Large caps’ subdued performance warrants cautious optimism, as global economic uncertainties and sector-specific challenges persist. Small caps, while improving, remain a mixed bag, requiring selective stock picking based on fundamentals and sector outlook.

Overall, the earnings season reflects a gradual recovery phase with pockets of strength, particularly in mid caps and select sectors such as FMCG, banking, transport services, and renewable energy.

Key Takeaways for Investors:

  • Mid cap companies are leading earnings growth with 80.0% positive results, signalling attractive opportunities.
  • Large caps show cautious results with only 39.0% positive outcomes, highlighting sectoral headwinds.
  • Small caps present selective opportunities, with top performers in transport, power, and NBFC sectors.
  • Sangam India’s exceptional quarterly performance underscores the potential in garments and apparel mid caps.
  • Upcoming results from major corporates will be critical in shaping market sentiment for Q1 FY27.

Conclusion

The March 2026 quarter earnings season has underscored the evolving dynamics within the Indian equity market.
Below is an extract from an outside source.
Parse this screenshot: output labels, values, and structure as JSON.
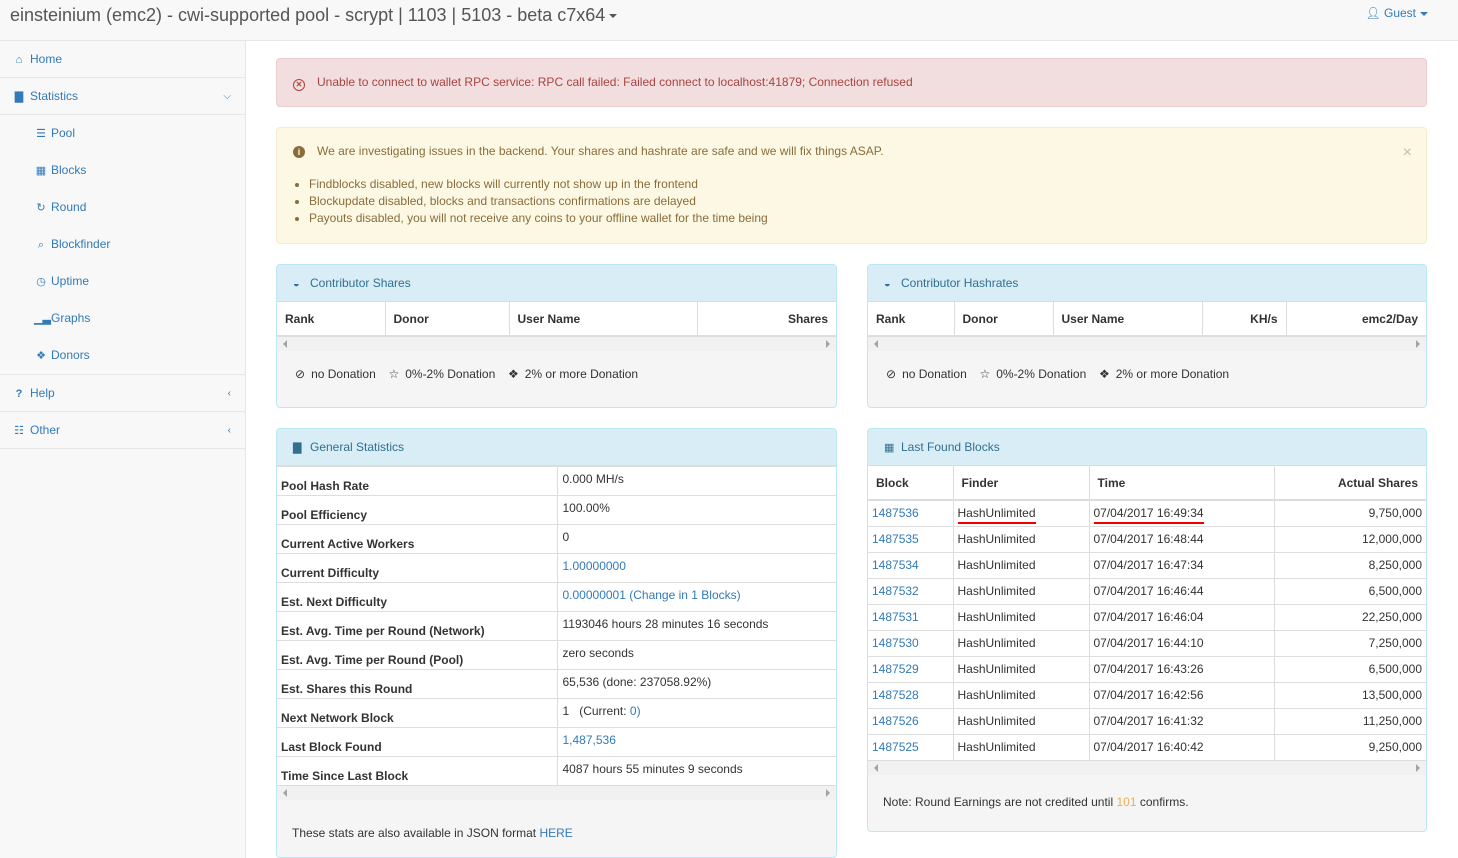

While mid caps have emerged as the clear winners with robust earnings growth and positive results, large caps continue to face challenges amid a complex macroeconomic backdrop. Small caps offer pockets of growth but require careful selection.

Investors should consider these trends in portfolio allocation, favouring sectors and companies demonstrating operational resilience and earnings momentum. The forthcoming results from marquee companies will further illuminate the path ahead for the market in FY27.